5. Oktober.

Viele Dinge im Kopf. Viele neue Eindrücke. Viele alte Gefühle. Viel Aufregung.

Die Einsicht in die Krankenakte. Ein Schock. Da steht überall emotional instabil, rezidivierende depressive Episoden,… So sollte das nicht sein. Denn das kann mir schon noch Steine in den Weg legen später….

Dazu….

Neuer Job, letzte Prüfung. Ich bin froh, dass ich erst zum 1.10. angefangen zu arbeiten habe und nun für 7 Tage diese „Doppelt-Belastung“ habe. Habe da auf meinen Kopf und irgendwie auch auf mein Bauchgefühl gehört und das war richtig.

Denn selbst wenn es zeittechnisch möglich gewesen wäre, den neuen Job und das Lernen unterzubringen, hätte es mich mental wahrscheinlich an meine Grenzen gebracht.

Daher komme ich auch derzeit nicht wirklich zum bloggen. Naja. Und weil ich die Selbstfürsorge immernoch irgendwie vernachlässige. Da hätte ich ja auch gern mit der schlauen Frau drüber gesprochen beim letzten Mal. Aber naja – haben wir nunmal nicht.

Heute war mein erster Tag im Unterricht. Im Lehrerzimmer. In der Lehrer-Konferenz. Sehr aufregend. Und ganz anders als an der Schulform, die ich eigentlich studiere. Aber das macht mir nichts. Ich freue mich sehr auf die kommende Zeit. Die Kolleg_innen scheinen alle sehr kooperativ und nett. Außerdem glaube ich, dass ich es gut hinbekommen werde, die Abschlussarbeit nebenbei zu schreiben. Ich habe ein gutes Gefühl.

Außerdem erfuhr ich, wo ich mich für das bald anstehende Referendariat bewerben kann (an welchen Ausbildungsorten) und das beunruhigt die kleine Lynn sehr. Ich muss ziemliches Glück haben, um in der Nähe meines jetzigen Wohnortes bleiben zu können. Also sehr wahrscheinlich werde ich umziehen müssen. Weiter weg vom Partner. Neue Strukturen, die machen mir Angst. Es läuft gerade sehr gut. Der letzte Umzug tat uns nicht gut. Ich weiß – da war auch die Beziehung nicht so gefestigt – aber Routine-Änderungen werfen mich immer ganz schön aus der Bahn. Ängste nehmen mich ein und so ändert sich dann auch die Beziehung zwischen uns.

Alles ungelegte Eier für die Zukunft. Vielleicht habe ich auch Glück. Das Leben wird mir schon zeigen, was es für mich bereit hält.

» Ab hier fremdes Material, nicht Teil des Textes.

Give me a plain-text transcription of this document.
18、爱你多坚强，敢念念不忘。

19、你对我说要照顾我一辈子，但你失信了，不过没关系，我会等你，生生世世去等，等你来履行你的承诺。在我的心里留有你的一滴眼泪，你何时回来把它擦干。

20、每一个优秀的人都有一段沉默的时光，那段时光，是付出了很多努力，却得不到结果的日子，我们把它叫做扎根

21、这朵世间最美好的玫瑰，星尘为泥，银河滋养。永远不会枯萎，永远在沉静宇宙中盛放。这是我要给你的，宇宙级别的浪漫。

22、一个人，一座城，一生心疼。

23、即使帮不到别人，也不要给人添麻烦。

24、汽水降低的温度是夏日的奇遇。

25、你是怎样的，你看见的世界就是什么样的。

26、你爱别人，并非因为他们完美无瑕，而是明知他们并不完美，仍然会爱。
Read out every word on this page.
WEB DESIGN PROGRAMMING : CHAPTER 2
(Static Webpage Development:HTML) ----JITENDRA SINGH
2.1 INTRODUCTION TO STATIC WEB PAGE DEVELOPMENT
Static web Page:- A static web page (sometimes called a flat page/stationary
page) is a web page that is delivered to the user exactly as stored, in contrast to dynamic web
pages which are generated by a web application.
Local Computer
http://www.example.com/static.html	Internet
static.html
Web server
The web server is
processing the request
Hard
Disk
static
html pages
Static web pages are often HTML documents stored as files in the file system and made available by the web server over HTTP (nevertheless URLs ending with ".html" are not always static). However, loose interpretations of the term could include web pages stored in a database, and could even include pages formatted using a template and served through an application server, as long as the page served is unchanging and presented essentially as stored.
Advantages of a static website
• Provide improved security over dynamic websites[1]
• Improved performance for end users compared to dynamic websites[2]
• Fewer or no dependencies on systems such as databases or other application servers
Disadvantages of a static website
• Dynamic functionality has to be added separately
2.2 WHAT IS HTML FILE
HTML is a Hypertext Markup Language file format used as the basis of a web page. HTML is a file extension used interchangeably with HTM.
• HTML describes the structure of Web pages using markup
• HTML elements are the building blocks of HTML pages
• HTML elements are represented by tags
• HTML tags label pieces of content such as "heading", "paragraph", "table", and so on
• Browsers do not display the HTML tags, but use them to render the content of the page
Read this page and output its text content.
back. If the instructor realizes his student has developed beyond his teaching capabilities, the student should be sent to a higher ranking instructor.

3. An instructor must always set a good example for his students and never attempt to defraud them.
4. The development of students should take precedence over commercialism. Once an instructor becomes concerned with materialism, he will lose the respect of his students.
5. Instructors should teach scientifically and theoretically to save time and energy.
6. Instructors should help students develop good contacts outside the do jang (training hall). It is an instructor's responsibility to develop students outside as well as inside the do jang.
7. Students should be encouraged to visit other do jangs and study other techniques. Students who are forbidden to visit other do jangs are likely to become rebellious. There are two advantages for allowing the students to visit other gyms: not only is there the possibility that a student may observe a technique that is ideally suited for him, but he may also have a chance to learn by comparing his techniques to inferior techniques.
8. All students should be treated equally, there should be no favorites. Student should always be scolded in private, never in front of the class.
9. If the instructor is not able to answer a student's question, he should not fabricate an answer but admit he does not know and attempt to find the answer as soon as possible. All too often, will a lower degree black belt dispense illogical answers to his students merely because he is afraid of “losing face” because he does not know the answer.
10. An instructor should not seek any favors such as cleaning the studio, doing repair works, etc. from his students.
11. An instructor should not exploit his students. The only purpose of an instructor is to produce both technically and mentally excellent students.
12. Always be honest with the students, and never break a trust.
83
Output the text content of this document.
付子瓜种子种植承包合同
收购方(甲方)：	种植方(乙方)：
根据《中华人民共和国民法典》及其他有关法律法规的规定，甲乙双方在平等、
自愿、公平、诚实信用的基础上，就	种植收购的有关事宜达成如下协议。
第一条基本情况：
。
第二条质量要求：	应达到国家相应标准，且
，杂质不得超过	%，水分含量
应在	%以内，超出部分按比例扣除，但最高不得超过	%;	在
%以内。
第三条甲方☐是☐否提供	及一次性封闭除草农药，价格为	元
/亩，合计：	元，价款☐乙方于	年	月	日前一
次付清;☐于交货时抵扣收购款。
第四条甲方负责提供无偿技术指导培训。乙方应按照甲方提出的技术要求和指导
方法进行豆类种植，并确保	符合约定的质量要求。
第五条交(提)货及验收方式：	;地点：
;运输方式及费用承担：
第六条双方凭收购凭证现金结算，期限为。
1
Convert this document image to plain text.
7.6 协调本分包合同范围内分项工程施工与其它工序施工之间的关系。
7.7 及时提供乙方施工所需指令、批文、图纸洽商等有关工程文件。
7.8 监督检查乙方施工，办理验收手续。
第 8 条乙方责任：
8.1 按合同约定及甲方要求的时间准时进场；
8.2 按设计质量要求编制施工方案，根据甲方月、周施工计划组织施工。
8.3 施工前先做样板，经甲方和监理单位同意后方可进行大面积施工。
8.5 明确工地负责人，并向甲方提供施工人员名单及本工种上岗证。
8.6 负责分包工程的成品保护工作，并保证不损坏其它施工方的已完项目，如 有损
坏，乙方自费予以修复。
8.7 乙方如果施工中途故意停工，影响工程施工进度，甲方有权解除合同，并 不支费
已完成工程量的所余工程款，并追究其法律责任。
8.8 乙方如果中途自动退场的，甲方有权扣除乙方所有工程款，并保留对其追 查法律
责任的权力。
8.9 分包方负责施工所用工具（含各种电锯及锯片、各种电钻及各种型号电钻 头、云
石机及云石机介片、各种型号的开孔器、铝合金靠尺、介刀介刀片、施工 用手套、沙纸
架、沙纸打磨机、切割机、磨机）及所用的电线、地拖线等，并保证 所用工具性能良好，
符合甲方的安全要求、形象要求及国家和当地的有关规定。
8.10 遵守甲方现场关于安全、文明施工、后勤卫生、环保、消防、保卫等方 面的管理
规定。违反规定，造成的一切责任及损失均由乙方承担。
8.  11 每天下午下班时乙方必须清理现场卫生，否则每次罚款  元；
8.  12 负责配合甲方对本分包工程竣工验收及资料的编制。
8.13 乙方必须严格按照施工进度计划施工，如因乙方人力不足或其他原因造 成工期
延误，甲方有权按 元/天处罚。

Das alles zusammen gibt einen riesigen Kopfsalat und manchmal weiß ich gar nicht, wo ich anfangen soll zu denken. Ich fange was an, schiebe es wieder weg, lerne zwischendurch, schiebe es weg, mache dies, mache das.

Ich bräuchte die tägliche Meditation gerade mehr denn je. Vielleicht schaffe ich es ja wieder sie einzubinden in die Morgen-Routine. Oder Abends.